Quels sont les pouvoirs de décisions des Réunionnais ?

22 février 2013

Avec une touche d’ironie, nous félicitons et nous remercions un quotidien de l’île parce qu’il a publié le 4 février dernier un article qui apporte une nouvelle preuve que le peuple réunionnais est toujours dominé par un système économique et politique néocolonial, opposé à une réforme institutionnelle en faveur d’un développement durable de son pays. Cet article, financé par les capitalistes et les politiques qui profitent de ce système, qualifie ce dernier de « modèle économique » et pour lui il n’est pas question de changer les institutions afin de donner aux Réunionnais le droit et les moyens de bâtir eux-mêmes une société harmonieuse et démocratique.

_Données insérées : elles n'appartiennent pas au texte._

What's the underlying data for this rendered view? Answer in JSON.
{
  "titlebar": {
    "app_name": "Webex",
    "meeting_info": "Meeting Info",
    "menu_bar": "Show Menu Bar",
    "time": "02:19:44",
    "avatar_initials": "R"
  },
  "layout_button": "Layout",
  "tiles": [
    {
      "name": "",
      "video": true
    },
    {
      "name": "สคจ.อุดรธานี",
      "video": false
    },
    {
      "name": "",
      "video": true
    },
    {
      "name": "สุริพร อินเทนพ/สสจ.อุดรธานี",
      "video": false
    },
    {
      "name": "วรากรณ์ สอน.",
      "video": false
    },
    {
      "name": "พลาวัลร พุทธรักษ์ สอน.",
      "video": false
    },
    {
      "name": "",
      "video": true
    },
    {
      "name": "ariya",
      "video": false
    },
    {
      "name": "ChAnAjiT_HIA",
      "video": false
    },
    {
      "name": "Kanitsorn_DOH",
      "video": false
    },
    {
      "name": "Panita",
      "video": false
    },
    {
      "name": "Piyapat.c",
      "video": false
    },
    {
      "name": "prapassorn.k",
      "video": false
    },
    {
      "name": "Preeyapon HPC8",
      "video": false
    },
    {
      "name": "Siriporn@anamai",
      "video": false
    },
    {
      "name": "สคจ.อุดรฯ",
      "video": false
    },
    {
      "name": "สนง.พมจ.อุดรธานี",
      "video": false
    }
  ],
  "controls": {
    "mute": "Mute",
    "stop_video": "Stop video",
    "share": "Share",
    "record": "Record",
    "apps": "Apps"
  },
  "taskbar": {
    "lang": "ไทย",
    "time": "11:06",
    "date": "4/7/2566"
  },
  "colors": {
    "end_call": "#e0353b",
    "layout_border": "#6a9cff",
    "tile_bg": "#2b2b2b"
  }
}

Samedi dernier, à la conférence-débat organisée par le Cercle philosophique réunionnais sur "Nourrir les pauvres oubliés", un documentaire impressionnant de l’agronome philippin William Dar, le public a eu le bonheur de pouvoir entendre notamment les commentaires très pertinents de Ho Hai Quang. Ce professeur d’économie à l’Université de La Réunion a expliqué que la faim dans le monde, qui frappe une personne sur sept et tue tous les jours environ 40.000 personnes, est causée par le système capitaliste, « une organisation économique et sociale à abattre par une révolution politique, car elle interdit les capacités techniques et intellectuelles de nourrir correctement l’humanité ».

Cette analyse de l’artiste et président d’Orange DiHoxyn est confirmée par de nombreux experts en économie dans le monde, comme par exemple le mouvement Oxfam France. Dans un rapport publié le 12 février dernier sous le titre « Banques : la faim leur profite bien », cette organisation dénonce « les différents mécanismes qui permettent aujourd’hui aux institutions financières (banques, investisseurs institutionnels) de spéculer sur les prix alimentaires ».

Associer les pauvres aux décisions politiques

Face à « ces banques françaises qui spéculent sur la faim », dont beaucoup de Réunionnais sont victimes, Oxfam France souligne les insuffisances de la réforme bancaire présentée par le gouvernement, car « rien ne garantit que les activités spéculatives concernant les matières premières agricoles cessent ». C’est pourquoi cette organisation « demande aux banques et aux investisseurs institutionnels de publier le détail de l’ensemble de leurs investissements sur les marchés agricoles ».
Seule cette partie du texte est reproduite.